Is ISO 14001 Certification Still Relevant?

My first exposure to ISO 14001 was characterized by the words of a cynic and skeptic of the value of the global standard for environmental management.

"What does it mean to be certified?" he said, repeating my question rhetorically. "It means you can pollute to the ends of the earth, as long as it is well documented."

Needless to say, the statement was a sarcastic hyperbole, since any polluter is at least held to account on legal and regulatory thresholds that affect the jurisdiction they operate within. But his remark highlighted a widespread perception of ISO 14001: Although it is capable of giving businesses a clear sense of where they're at in terms of environmental performance, no intrinsic "moral compass" of environmental responsibility is built into the standard.

Launched 15 years ago as a guideline for measuring and monitoring organizational activities that impact the environment, the ISO 14001 standard is today a widespread benchmark for thousands of organizations around the world that want to communicate to the public and stakeholders that they are environmentally responsible.

While a paltry 14,000 certifications were registered in 1999, the year the standard was launched, more than a quarter-million organizations are certified today.
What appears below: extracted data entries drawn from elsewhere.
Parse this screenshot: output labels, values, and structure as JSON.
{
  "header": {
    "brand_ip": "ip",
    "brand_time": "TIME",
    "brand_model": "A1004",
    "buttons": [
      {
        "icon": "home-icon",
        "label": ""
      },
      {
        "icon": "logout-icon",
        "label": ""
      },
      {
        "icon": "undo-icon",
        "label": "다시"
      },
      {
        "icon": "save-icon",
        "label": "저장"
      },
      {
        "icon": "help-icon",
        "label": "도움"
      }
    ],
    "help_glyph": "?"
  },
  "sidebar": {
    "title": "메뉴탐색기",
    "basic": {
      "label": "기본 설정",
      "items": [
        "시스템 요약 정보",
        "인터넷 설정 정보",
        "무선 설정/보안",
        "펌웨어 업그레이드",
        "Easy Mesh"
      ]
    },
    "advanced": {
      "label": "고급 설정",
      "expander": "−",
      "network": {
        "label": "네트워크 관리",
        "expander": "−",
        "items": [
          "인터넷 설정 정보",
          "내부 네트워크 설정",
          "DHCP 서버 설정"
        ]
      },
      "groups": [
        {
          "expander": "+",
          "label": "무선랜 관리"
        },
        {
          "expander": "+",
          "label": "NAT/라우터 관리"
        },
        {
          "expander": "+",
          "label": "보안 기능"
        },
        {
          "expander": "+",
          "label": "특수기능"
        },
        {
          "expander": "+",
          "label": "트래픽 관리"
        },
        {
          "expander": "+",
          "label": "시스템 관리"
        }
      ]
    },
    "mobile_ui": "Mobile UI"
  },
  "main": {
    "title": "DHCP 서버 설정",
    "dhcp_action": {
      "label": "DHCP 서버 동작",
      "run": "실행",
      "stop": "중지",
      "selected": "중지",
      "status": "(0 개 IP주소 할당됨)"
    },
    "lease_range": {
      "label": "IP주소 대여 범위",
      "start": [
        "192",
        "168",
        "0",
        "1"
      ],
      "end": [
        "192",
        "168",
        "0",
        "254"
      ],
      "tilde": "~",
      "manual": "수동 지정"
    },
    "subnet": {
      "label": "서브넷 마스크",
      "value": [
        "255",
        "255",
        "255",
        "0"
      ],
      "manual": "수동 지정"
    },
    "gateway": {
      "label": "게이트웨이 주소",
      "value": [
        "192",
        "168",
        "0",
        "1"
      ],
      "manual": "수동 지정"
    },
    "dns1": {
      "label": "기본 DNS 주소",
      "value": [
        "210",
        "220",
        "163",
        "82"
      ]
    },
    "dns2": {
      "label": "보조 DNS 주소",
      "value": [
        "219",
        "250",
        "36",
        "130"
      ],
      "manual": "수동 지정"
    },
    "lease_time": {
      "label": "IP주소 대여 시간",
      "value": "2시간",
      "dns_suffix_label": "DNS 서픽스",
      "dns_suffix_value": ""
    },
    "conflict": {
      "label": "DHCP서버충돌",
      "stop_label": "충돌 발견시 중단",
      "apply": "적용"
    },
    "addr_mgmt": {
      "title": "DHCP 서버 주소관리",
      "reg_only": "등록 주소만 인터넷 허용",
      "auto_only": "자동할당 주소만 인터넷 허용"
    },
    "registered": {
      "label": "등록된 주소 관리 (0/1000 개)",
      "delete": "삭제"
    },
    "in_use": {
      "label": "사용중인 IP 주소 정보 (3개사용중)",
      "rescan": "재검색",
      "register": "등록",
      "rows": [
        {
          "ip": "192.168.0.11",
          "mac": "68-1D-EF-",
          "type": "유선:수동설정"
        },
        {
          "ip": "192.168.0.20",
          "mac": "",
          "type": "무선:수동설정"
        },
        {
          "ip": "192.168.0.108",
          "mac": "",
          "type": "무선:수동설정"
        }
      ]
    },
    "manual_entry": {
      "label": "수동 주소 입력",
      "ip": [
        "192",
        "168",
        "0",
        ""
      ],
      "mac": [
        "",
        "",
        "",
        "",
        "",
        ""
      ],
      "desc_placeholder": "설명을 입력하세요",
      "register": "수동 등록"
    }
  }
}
In fact, the popularity of ISO 14001 has been so prolific the standard has achieved nearly the same notoriety and respect as its parent, ISO 9001, the go-to standard for organizations that want to communicate their commitment to quality management.

The latter standard essentially shaped the former (both were developed by the International Organization of Standardization) and the form and structural core of the two standards is fundamentally the same: Where an ISO 9001-conformant organization will retain the documentation supporting procedures and processes that impact product quality, ISO 14001-conformant organizations will retain documentation on procedures and processes that involve any sort of impact on the environment.

Think air, water use, wastewater output, energy use: essentially any aspect of business that can generate impacts upon the environment around us.

The widespread adoption rates and respect ISO 9001 achieved in the late '90s in many ways spelled the inevitable success of ISO 14001 as a widely sought-after standard. And while many prized the standard for the simple fact it mirrored the structure and form of ISO 9001, others criticized it on that very basis.

And therein lies the rub.

For just as ISO 9001-conformant procedures and processes do not guarantee high-quality products and performance, by virtue of its very implementation an ISO 14001 environmental management system in no way guarantees an organization is committed to improving environmental performance, nor does it provably suggest an organization is proactive and responsible in any of its environmental endeavors.